The spare, detached style is precisely the point, and as fitting for Elaine as it is for Offred. The simplicity is the key to Atwood’s writing: it has ensured her wide readership, and is found likewise in much of her poetry. If Atwood is known for novels rather than her poems, this is because of the dominance of the novel in the market; many of her poems convey her characteristic themes concisely and originally. Such is the case with an early poem, ‘This is a Photograph of Me’, which is composed as the voice of a dead woman; subtle links might be made to Alias Grace, as Atwood opens up the lost and unknown:
"The photograph was taken / The day after I drowned /I am in the lake, in the center / Of the picture, just under the surface."

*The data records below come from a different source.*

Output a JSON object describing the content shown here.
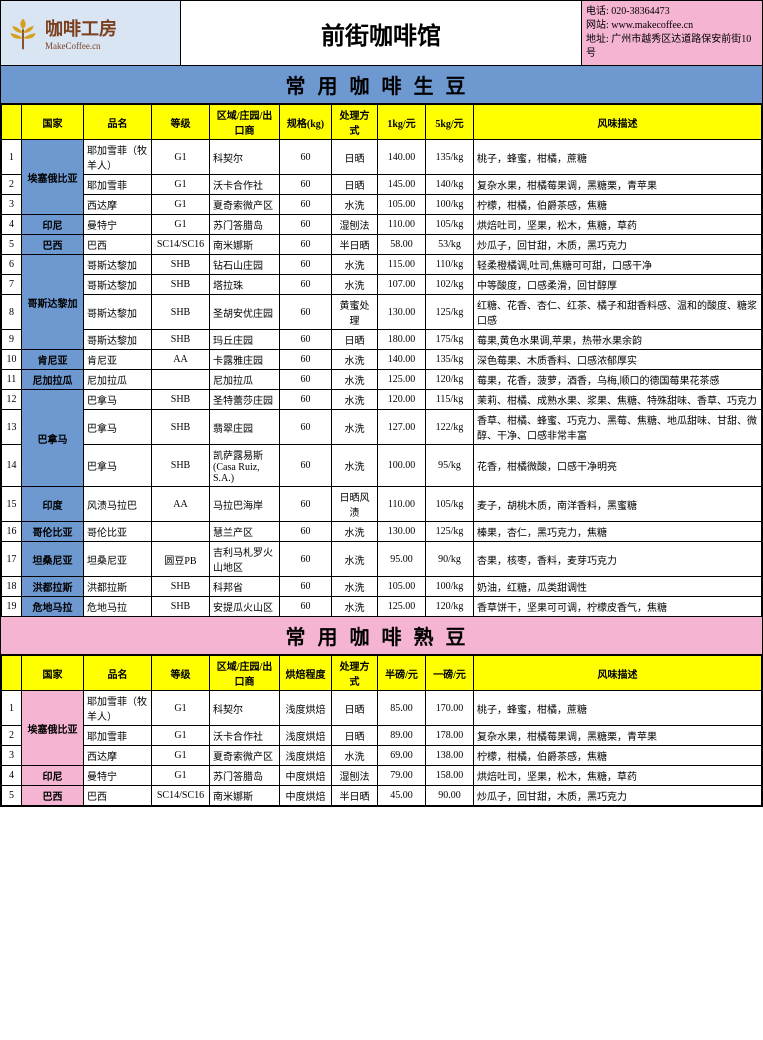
{
  "header": {
    "logo_title": "咖啡工房",
    "logo_sub": "MakeCoffee.cn",
    "main_title": "前街咖啡馆",
    "contact_phone_label": "电话:",
    "contact_phone": "020-38364473",
    "contact_web_label": "网站:",
    "contact_web": "www.makecoffee.cn",
    "contact_addr_label": "地址:",
    "contact_addr": "广州市越秀区达道路保安前街10号"
  },
  "section1": {
    "title": "常用咖啡生豆",
    "headers": [
      "国家",
      "品名",
      "等级",
      "区域/庄园/出口商",
      "规格(kg)",
      "处理方式",
      "1kg/元",
      "5kg/元",
      "风味描述"
    ],
    "rows": [
      {
        "idx": "1",
        "country": "埃塞俄比亚",
        "country_span": 3,
        "name": "耶加雪菲（牧羊人）",
        "grade": "G1",
        "region": "科契尔",
        "spec": "60",
        "process": "日晒",
        "p1": "140.00",
        "p5": "135/kg",
        "flavor": "桃子，蜂蜜，柑橘，蔗糖"
      },
      {
        "idx": "2",
        "name": "耶加雪菲",
        "grade": "G1",
        "region": "沃卡合作社",
        "spec": "60",
        "process": "日晒",
        "p1": "145.00",
        "p5": "140/kg",
        "flavor": "复杂水果，柑橘莓果调，黑糖栗，青苹果"
      },
      {
        "idx": "3",
        "name": "西达摩",
        "grade": "G1",
        "region": "夏奇索微产区",
        "spec": "60",
        "process": "水洗",
        "p1": "105.00",
        "p5": "100/kg",
        "flavor": "柠檬，柑橘，伯爵茶感，焦糖"
      },
      {
        "idx": "4",
        "country": "印尼",
        "country_span": 1,
        "name": "曼特宁",
        "grade": "G1",
        "region": "苏门答腊岛",
        "spec": "60",
        "process": "湿刨法",
        "p1": "110.00",
        "p5": "105/kg",
        "flavor": "烘焙吐司，坚果，松木，焦糖，草药"
      },
      {
        "idx": "5",
        "country": "巴西",
        "country_span": 1,
        "name": "巴西",
        "grade": "SC14/SC16",
        "region": "南米娜斯",
        "spec": "60",
        "process": "半日晒",
        "p1": "58.00",
        "p5": "53/kg",
        "flavor": "炒瓜子，回甘甜，木质，黑巧克力"
      },
      {
        "idx": "6",
        "country": "哥斯达黎加",
        "country_span": 4,
        "name": "哥斯达黎加",
        "grade": "SHB",
        "region": "钻石山庄园",
        "spec": "60",
        "process": "水洗",
        "p1": "115.00",
        "p5": "110/kg",
        "flavor": "轻柔橙橘调,吐司,焦糖可可甜，口感干净"
      },
      {
        "idx": "7",
        "name": "哥斯达黎加",
        "grade": "SHB",
        "region": "塔拉珠",
        "spec": "60",
        "process": "水洗",
        "p1": "107.00",
        "p5": "102/kg",
        "flavor": "中等酸度，口感柔滑，回甘醇厚"
      },
      {
        "idx": "8",
        "name": "哥斯达黎加",
        "grade": "SHB",
        "region": "圣胡安优庄园",
        "spec": "60",
        "process": "黄蜜处理",
        "p1": "130.00",
        "p5": "125/kg",
        "flavor": "红糖、花香、杏仁、红茶、橘子和甜香料感、温和的酸度、糖浆口感"
      },
      {
        "idx": "9",
        "name": "哥斯达黎加",
        "grade": "SHB",
        "region": "玛丘庄园",
        "spec": "60",
        "process": "日晒",
        "p1": "180.00",
        "p5": "175/kg",
        "flavor": "莓果,黄色水果调,苹果，热带水果余韵"
      },
      {
        "idx": "10",
        "country": "肯尼亚",
        "country_span": 1,
        "name": "肯尼亚",
        "grade": "AA",
        "region": "卡露雅庄园",
        "spec": "60",
        "process": "水洗",
        "p1": "140.00",
        "p5": "135/kg",
        "flavor": "深色莓果、木质香料、口感浓郁厚实"
      },
      {
        "idx": "11",
        "country": "尼加拉瓜",
        "country_span": 1,
        "name": "尼加拉瓜",
        "grade": "",
        "region": "尼加拉瓜",
        "spec": "60",
        "process": "水洗",
        "p1": "125.00",
        "p5": "120/kg",
        "flavor": "莓果，花香，菠萝，酒香，乌梅,顺口的德国莓果花茶感"
      },
      {
        "idx": "12",
        "country": "巴拿马",
        "country_span": 3,
        "name": "巴拿马",
        "grade": "SHB",
        "region": "圣特蕾莎庄园",
        "spec": "60",
        "process": "水洗",
        "p1": "120.00",
        "p5": "115/kg",
        "flavor": "茉莉、柑橘、成熟水果、浆果、焦糖、特殊甜味、香草、巧克力"
      },
      {
        "idx": "13",
        "name": "巴拿马",
        "grade": "SHB",
        "region": "翡翠庄园",
        "spec": "60",
        "process": "水洗",
        "p1": "127.00",
        "p5": "122/kg",
        "flavor": "香草、柑橘、蜂蜜、巧克力、黑莓、焦糖、地瓜甜味、甘甜、微醇、干净、口感非常丰富"
      },
      {
        "idx": "14",
        "name": "巴拿马",
        "grade": "SHB",
        "region": "凯萨露易斯(Casa Ruiz, S.A.)",
        "spec": "60",
        "process": "水洗",
        "p1": "100.00",
        "p5": "95/kg",
        "flavor": "花香，柑橘微酸，口感干净明亮"
      },
      {
        "idx": "15",
        "country": "印度",
        "country_span": 1,
        "name": "风渍马拉巴",
        "grade": "AA",
        "region": "马拉巴海岸",
        "spec": "60",
        "process": "日晒风渍",
        "p1": "110.00",
        "p5": "105/kg",
        "flavor": "麦子，胡桃木质，南洋香料，黑蜜糖"
      },
      {
        "idx": "16",
        "country": "哥伦比亚",
        "country_span": 1,
        "name": "哥伦比亚",
        "grade": "",
        "region": "慧兰产区",
        "spec": "60",
        "process": "水洗",
        "p1": "130.00",
        "p5": "125/kg",
        "flavor": "榛果，杏仁，黑巧克力，焦糖"
      },
      {
        "idx": "17",
        "country": "坦桑尼亚",
        "country_span": 1,
        "name": "坦桑尼亚",
        "grade": "圆豆PB",
        "region": "吉利马札罗火山地区",
        "spec": "60",
        "process": "水洗",
        "p1": "95.00",
        "p5": "90/kg",
        "flavor": "杏果，核枣，香料，麦芽巧克力"
      },
      {
        "idx": "18",
        "country": "洪都拉斯",
        "country_span": 1,
        "name": "洪都拉斯",
        "grade": "SHB",
        "region": "科邦省",
        "spec": "60",
        "process": "水洗",
        "p1": "105.00",
        "p5": "100/kg",
        "flavor": "奶油，红糖，瓜类甜调性"
      },
      {
        "idx": "19",
        "country": "危地马拉",
        "country_span": 1,
        "name": "危地马拉",
        "grade": "SHB",
        "region": "安提瓜火山区",
        "spec": "60",
        "process": "水洗",
        "p1": "125.00",
        "p5": "120/kg",
        "flavor": "香草饼干，坚果可可调，柠檬皮香气，焦糖"
      }
    ]
  },
  "section2": {
    "title": "常用咖啡熟豆",
    "headers": [
      "国家",
      "品名",
      "等级",
      "区域/庄园/出口商",
      "烘焙程度",
      "处理方式",
      "半磅/元",
      "一磅/元",
      "风味描述"
    ],
    "rows": [
      {
        "idx": "1",
        "country": "埃塞俄比亚",
        "country_span": 3,
        "name": "耶加雪菲（牧羊人）",
        "grade": "G1",
        "region": "科契尔",
        "roast": "浅度烘焙",
        "process": "日晒",
        "p1": "85.00",
        "p5": "170.00",
        "flavor": "桃子，蜂蜜，柑橘，蔗糖"
      },
      {
        "idx": "2",
        "name": "耶加雪菲",
        "grade": "G1",
        "region": "沃卡合作社",
        "roast": "浅度烘焙",
        "process": "日晒",
        "p1": "89.00",
        "p5": "178.00",
        "flavor": "复杂水果，柑橘莓果调，黑糖栗，青苹果"
      },
      {
        "idx": "3",
        "name": "西达摩",
        "grade": "G1",
        "region": "夏奇索微产区",
        "roast": "浅度烘焙",
        "process": "水洗",
        "p1": "69.00",
        "p5": "138.00",
        "flavor": "柠檬，柑橘，伯爵茶感，焦糖"
      },
      {
        "idx": "4",
        "country": "印尼",
        "country_span": 1,
        "name": "曼特宁",
        "grade": "G1",
        "region": "苏门答腊岛",
        "roast": "中度烘焙",
        "process": "湿刨法",
        "p1": "79.00",
        "p5": "158.00",
        "flavor": "烘焙吐司，坚果，松木，焦糖，草药"
      },
      {
        "idx": "5",
        "country": "巴西",
        "country_span": 1,
        "name": "巴西",
        "grade": "SC14/SC16",
        "region": "南米娜斯",
        "roast": "中度烘焙",
        "process": "半日晒",
        "p1": "45.00",
        "p5": "90.00",
        "flavor": "炒瓜子，回甘甜，木质，黑巧克力"
      }
    ]
  },
  "colors": {
    "blue": "#6e98d0",
    "pink": "#f5b4d2",
    "yellow": "#ffff00",
    "logo_bg": "#dae5f3",
    "logo_text": "#7b3f1e"
  }
}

Although Atwood’s recent novels have received prizes and much critical attention, there are those that claim that The Blind Assassin and Oryx and Crake are not her strongest work. Compared with her recent shorter fiction and stories, this might well be true. Moral Disorder (2006) is an intriguing book, for the stories, written separately, are united to form a fictional biography of someone who may or may not be Atwood. We begin with an elderly couple, then move back to the woman’s childhood, until we are back again with a woman visiting her elderly parents. Who is the ‘I’? The blurring of subjects suggests a common humanity in age and decay; the end, where the narrator uses her imagination to breathe life into an old photograph, is Atwood at her very best. The Penelopiad: The Myth of Penelope and Odysseus (2005) is a wonderfully funny retelling of part of Homer’s Odyssey from the viewpoint of Penelope. While making strong points about the treatment of women, both in fiction and society, the delight is the deadpan, modern voice of the new Penelope: "I repressed a desire to say that Helen should have been kept in a locked trunk in a dark cellar because she was poison on legs"; "she’d turned his men into pigs – not a hard job in my view". The comic use of the Greek chorus, who are now a chorus line, is equally good. Alongside this comic energy, though, comes an increasing bleakness in Atwood; in The Tent (2006), and its title story, words are a dubious refuge against a cold world. For her admirers worldwide, however, Atwood’s words are far more than just a refuge.